Sunday, 11 May 2014

Old oak forests and the Oseberg ship

This morning I went hiking in a primeval oak forest. The old, twisted oaks thrive in the hillsides of a narrow valley along with birch, elm and linden trees. At the bottom of the vale a hiking path threads its way along "UrĂ¥a" , which means "the brook under the scree". I Norway spring is now at its most intense with plants blooming, woods turning green, and birds singing like crazy. On my way into the ravine, I past a precipice and heard the hoarse croaks of a pair of ravens, but I saw none of them.


Both oaks and linden trees take on strange shapes in the primeval forest.


Oaks are among the last trees to come into leaves
and this old giant is among the latest of the late.
In the old days large oak forests covered much of Southern Norway before the woods were cut down and the timber exported to the Netherlands and England in the eighteenth and nineteenth centuries.
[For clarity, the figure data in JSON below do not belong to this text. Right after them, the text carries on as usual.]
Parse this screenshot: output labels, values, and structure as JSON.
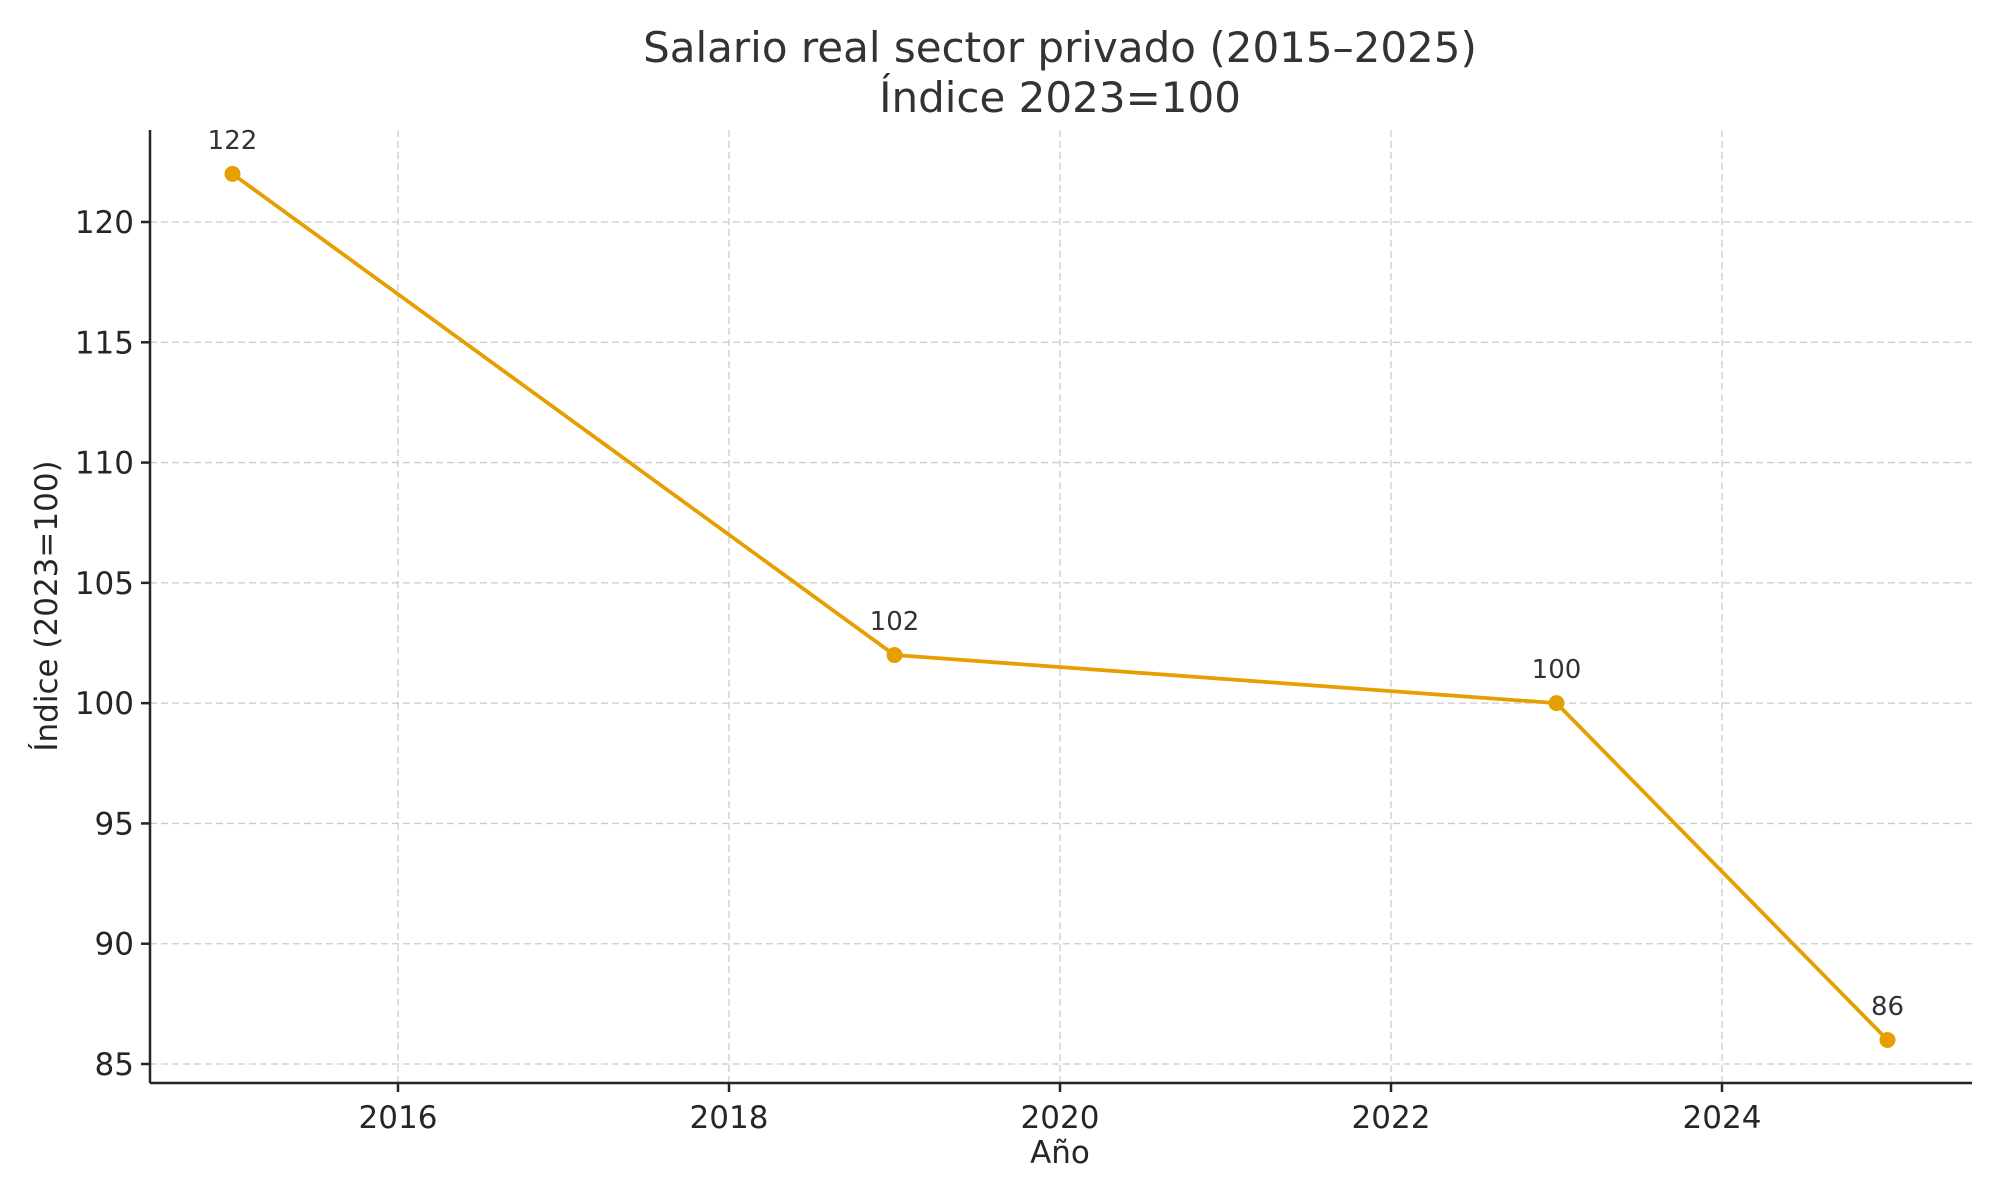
{
  "chart_data": {
    "type": "line",
    "title": "Salario real sector privado (2015–2025)",
    "subtitle": "Índice 2023=100",
    "xlabel": "Año",
    "ylabel": "Índice (2023=100)",
    "x": [
      2015,
      2019,
      2023,
      2025
    ],
    "series": [
      {
        "name": "Salario real sector privado",
        "values": [
          122,
          102,
          100,
          86
        ],
        "color": "#E69F00"
      }
    ],
    "data_labels": [
      "122",
      "102",
      "100",
      "86"
    ],
    "xticks": [
      "2016",
      "2018",
      "2020",
      "2022",
      "2024"
    ],
    "yticks": [
      "85",
      "90",
      "95",
      "100",
      "105",
      "110",
      "115",
      "120"
    ],
    "xlim": [
      2014.5,
      2025.5
    ],
    "ylim": [
      84.2,
      123.9
    ],
    "grid": true,
    "legend": null
  }
}
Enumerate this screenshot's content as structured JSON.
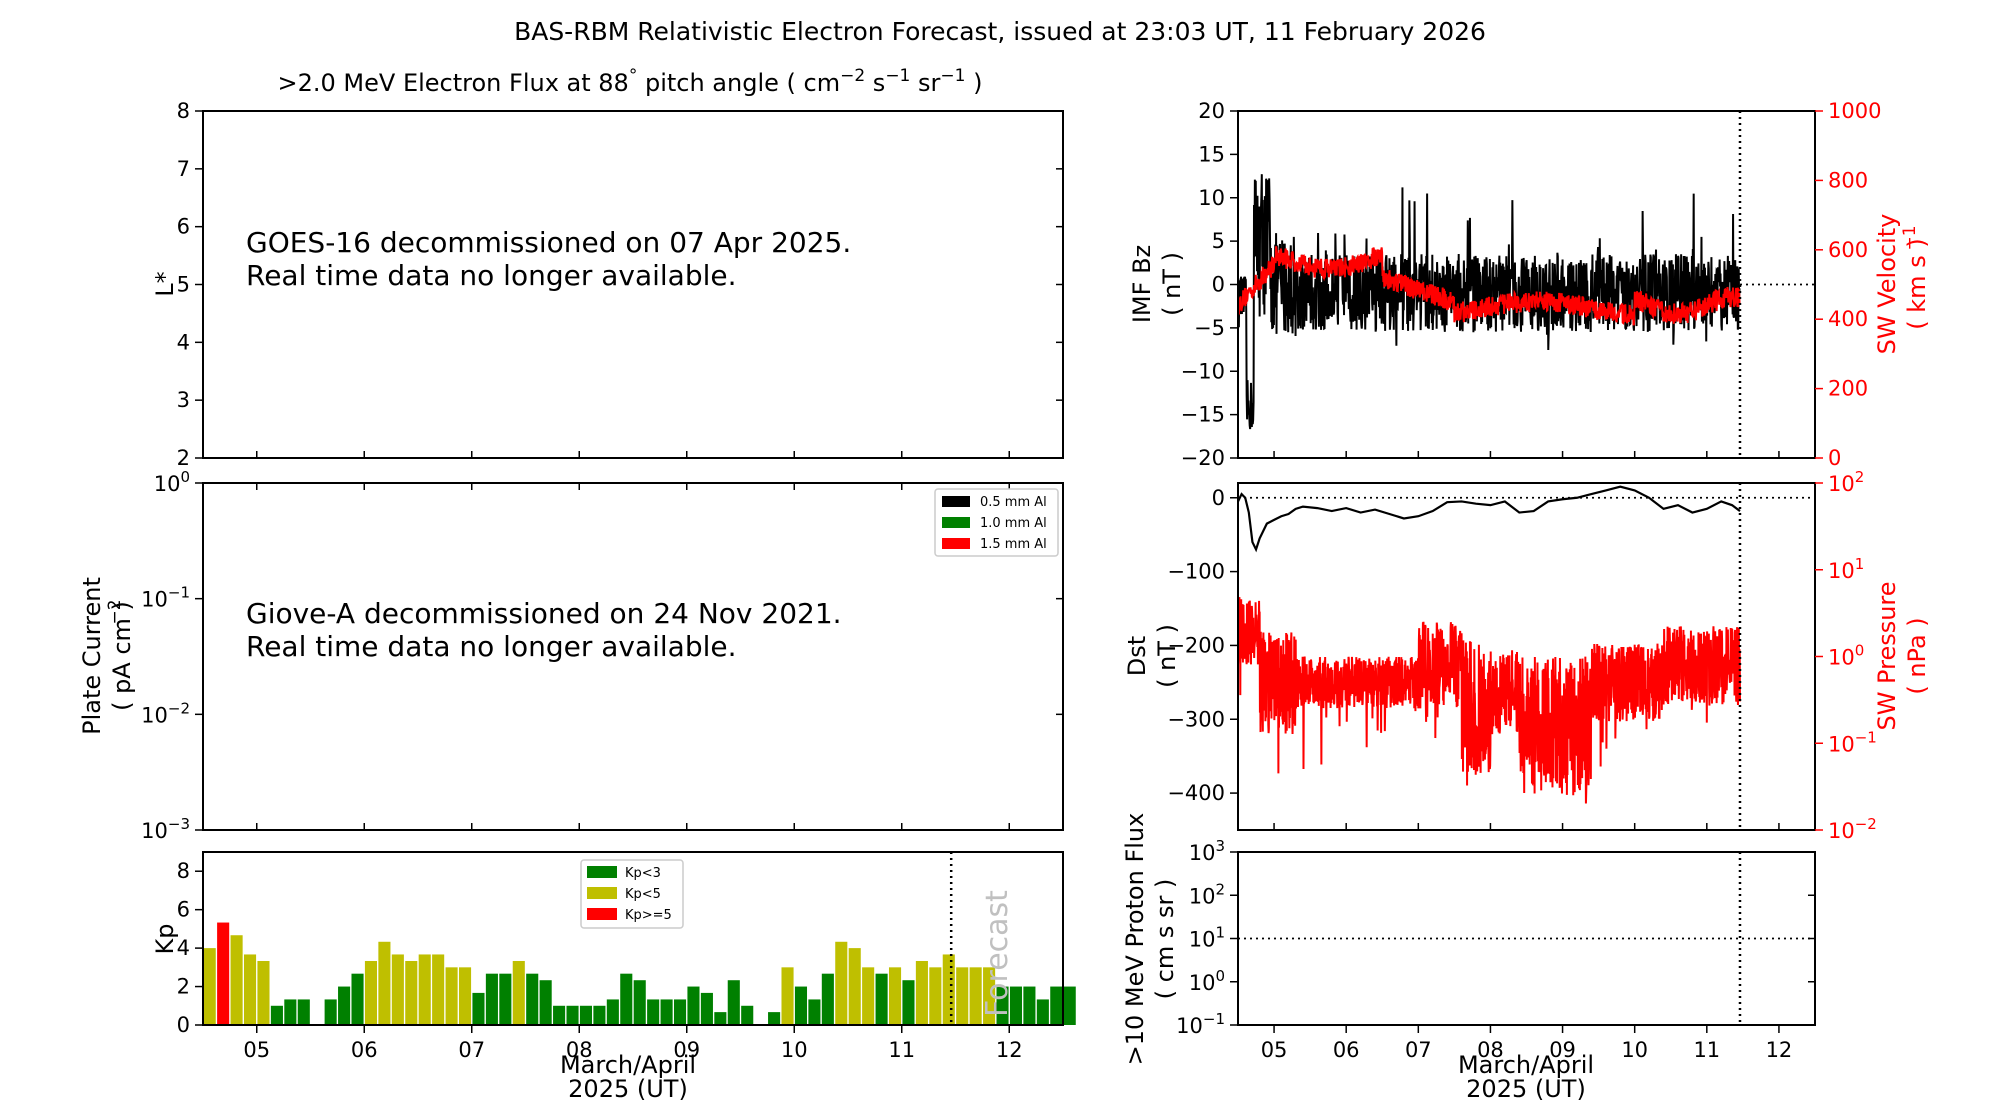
{
  "title": "BAS-RBM Relativistic Electron Forecast, issued at 23:03 UT, 11 February 2026",
  "colors": {
    "black": "#000000",
    "red": "#ff0000",
    "green": "#008000",
    "yellow": "#bfbf00",
    "gray": "#c0c0c0"
  },
  "chart_data": [
    {
      "id": "flux",
      "type": "heatmap",
      "title": ">2.0 MeV Electron Flux at 88 pitch angle ( cm s sr )",
      "title_parts": {
        "main": ">2.0 MeV Electron Flux at 88",
        "deg": "°",
        "pitch": "pitch angle ( cm",
        "e1": "−2",
        "s": "s",
        "e2": "−1",
        "sr": "sr",
        "e3": "−1",
        "end": ")"
      },
      "ylabel": "L*",
      "ylim": [
        2,
        8
      ],
      "yticks": [
        "2",
        "3",
        "4",
        "5",
        "6",
        "7",
        "8"
      ],
      "message": [
        "GOES-16 decommissioned on 07 Apr 2025.",
        "Real time data no longer available."
      ]
    },
    {
      "id": "plate",
      "type": "line",
      "ylabel": [
        "Plate Current",
        "( pA cm   )"
      ],
      "ylabel_exp": "−2",
      "yscale": "log",
      "ylim": [
        0.001,
        1
      ],
      "yticks": [
        {
          "base": "10",
          "exp": "0"
        },
        {
          "base": "10",
          "exp": "−1"
        },
        {
          "base": "10",
          "exp": "−2"
        },
        {
          "base": "10",
          "exp": "−3"
        }
      ],
      "legend": [
        "0.5 mm Al",
        "1.0 mm Al",
        "1.5 mm Al"
      ],
      "legend_colors": [
        "#000000",
        "#008000",
        "#ff0000"
      ],
      "message": [
        "Giove-A decommissioned on 24 Nov 2021.",
        "Real time data no longer available."
      ]
    },
    {
      "id": "kp",
      "type": "bar",
      "ylabel": "Kp",
      "ylim": [
        0,
        9
      ],
      "yticks": [
        "0",
        "2",
        "4",
        "6",
        "8"
      ],
      "xlim": [
        4.5,
        12.5
      ],
      "xticks": [
        "05",
        "06",
        "07",
        "08",
        "09",
        "10",
        "11",
        "12"
      ],
      "xlabel": [
        "March/April",
        "2025 (UT)"
      ],
      "forecast_start": 11.46,
      "forecast_label": "Forecast",
      "legend": [
        "Kp<3",
        "Kp<5",
        "Kp>=5"
      ],
      "bar_width": 0.125,
      "values": [
        4.0,
        5.33,
        4.67,
        3.67,
        3.33,
        1.0,
        1.33,
        1.33,
        0,
        1.33,
        2.0,
        2.67,
        3.33,
        4.33,
        3.67,
        3.33,
        3.67,
        3.67,
        3.0,
        3.0,
        1.67,
        2.67,
        2.67,
        3.33,
        2.67,
        2.33,
        1.0,
        1.0,
        1.0,
        1.0,
        1.33,
        2.67,
        2.33,
        1.33,
        1.33,
        1.33,
        2.0,
        1.67,
        0.67,
        2.33,
        1.0,
        0,
        0.67,
        3.0,
        2.0,
        1.33,
        2.67,
        4.33,
        4.0,
        3.0,
        2.67,
        3.0,
        2.33,
        3.33,
        3.0,
        3.67,
        3.0,
        3.0,
        3.0,
        2.0,
        2.0,
        2.0,
        1.33,
        2.0,
        2.0
      ]
    },
    {
      "id": "imf",
      "type": "line",
      "ylabel": [
        "IMF Bz",
        "( nT )"
      ],
      "ylim": [
        -20,
        20
      ],
      "yticks": [
        "−20",
        "−15",
        "−10",
        "−5",
        "0",
        "5",
        "10",
        "15",
        "20"
      ],
      "ylabel2": [
        "SW Velocity",
        "( km s   )"
      ],
      "ylabel2_exp": "−1",
      "ylim2": [
        0,
        1000
      ],
      "yticks2": [
        "0",
        "200",
        "400",
        "600",
        "800",
        "1000"
      ],
      "xlim": [
        4.5,
        12.5
      ],
      "now": 11.46
    },
    {
      "id": "dst",
      "type": "line",
      "ylabel": [
        "Dst",
        "( nT )"
      ],
      "ylim": [
        -450,
        20
      ],
      "yticks": [
        "−400",
        "−300",
        "−200",
        "−100",
        "0"
      ],
      "ylabel2": [
        "SW Pressure",
        "( nPa )"
      ],
      "yscale2": "log",
      "ylim2": [
        0.01,
        100
      ],
      "yticks2": [
        {
          "base": "10",
          "exp": "2"
        },
        {
          "base": "10",
          "exp": "1"
        },
        {
          "base": "10",
          "exp": "0"
        },
        {
          "base": "10",
          "exp": "−1"
        },
        {
          "base": "10",
          "exp": "−2"
        }
      ],
      "xlim": [
        4.5,
        12.5
      ],
      "now": 11.46,
      "dst_series": [
        [
          4.5,
          -5
        ],
        [
          4.55,
          5
        ],
        [
          4.6,
          0
        ],
        [
          4.65,
          -20
        ],
        [
          4.7,
          -60
        ],
        [
          4.75,
          -70
        ],
        [
          4.8,
          -55
        ],
        [
          4.85,
          -45
        ],
        [
          4.9,
          -35
        ],
        [
          5.0,
          -30
        ],
        [
          5.1,
          -25
        ],
        [
          5.2,
          -22
        ],
        [
          5.3,
          -15
        ],
        [
          5.4,
          -12
        ],
        [
          5.6,
          -14
        ],
        [
          5.8,
          -18
        ],
        [
          6.0,
          -14
        ],
        [
          6.2,
          -20
        ],
        [
          6.4,
          -16
        ],
        [
          6.6,
          -22
        ],
        [
          6.8,
          -28
        ],
        [
          7.0,
          -25
        ],
        [
          7.2,
          -18
        ],
        [
          7.4,
          -6
        ],
        [
          7.6,
          -5
        ],
        [
          7.8,
          -8
        ],
        [
          8.0,
          -10
        ],
        [
          8.2,
          -5
        ],
        [
          8.4,
          -20
        ],
        [
          8.6,
          -18
        ],
        [
          8.8,
          -5
        ],
        [
          9.0,
          -2
        ],
        [
          9.2,
          0
        ],
        [
          9.4,
          5
        ],
        [
          9.6,
          10
        ],
        [
          9.8,
          15
        ],
        [
          10.0,
          10
        ],
        [
          10.2,
          0
        ],
        [
          10.4,
          -15
        ],
        [
          10.6,
          -10
        ],
        [
          10.8,
          -20
        ],
        [
          11.0,
          -15
        ],
        [
          11.2,
          -5
        ],
        [
          11.35,
          -10
        ],
        [
          11.46,
          -18
        ]
      ]
    },
    {
      "id": "proton",
      "type": "line",
      "ylabel": [
        ">10 MeV Proton Flux",
        "( cm  s   sr   )"
      ],
      "yscale": "log",
      "ylim": [
        0.1,
        1000
      ],
      "yticks": [
        {
          "base": "10",
          "exp": "3"
        },
        {
          "base": "10",
          "exp": "2"
        },
        {
          "base": "10",
          "exp": "1"
        },
        {
          "base": "10",
          "exp": "0"
        },
        {
          "base": "10",
          "exp": "−1"
        }
      ],
      "threshold": 10,
      "xlim": [
        4.5,
        12.5
      ],
      "xticks": [
        "05",
        "06",
        "07",
        "08",
        "09",
        "10",
        "11",
        "12"
      ],
      "xlabel": [
        "March/April",
        "2025 (UT)"
      ],
      "now": 11.46
    }
  ]
}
Back in the Viking Age the oak and pine forests were essential to the building and development of the Viking ships. Pine delivered timber for the strakes and masts, and oak, with its variety of forms, gave solid and enduring materials for knees, ribs, curved stems, keels and all the different shapes needed in the construction of a Viking ship, whether they were slender warships - longships - or heavy merchant ships - knorrs.

The Oseberg ship at The Vikingship Museum in Oslo.
The famous Oseberg ship may very well have had timber from the very wood I was visiting this morning. The ship was used in a burial in Eastern Norway, but examinations have shown that the trees used in the Oseberg ship were cut in the southern part of Western Norway.

Building a replica of the Oseberg ship.
Walking in the oak forest and watching the warped and crooked oak branches, I thought of my novels, and I could easily imagine Sigve the Awful's shipwrights walking the woods around Vik, searching for  materials for their shipbuilding. But on my return down the path beside the brook, I passed the precipice once more, and again I heard the ravens caw without seeing them. This time one of them was laughing a very hoarse laughter, and in the car back home I wondered whether it was Huginn, "thought"  or Muninn, "memory" who so overtly had been mocking me.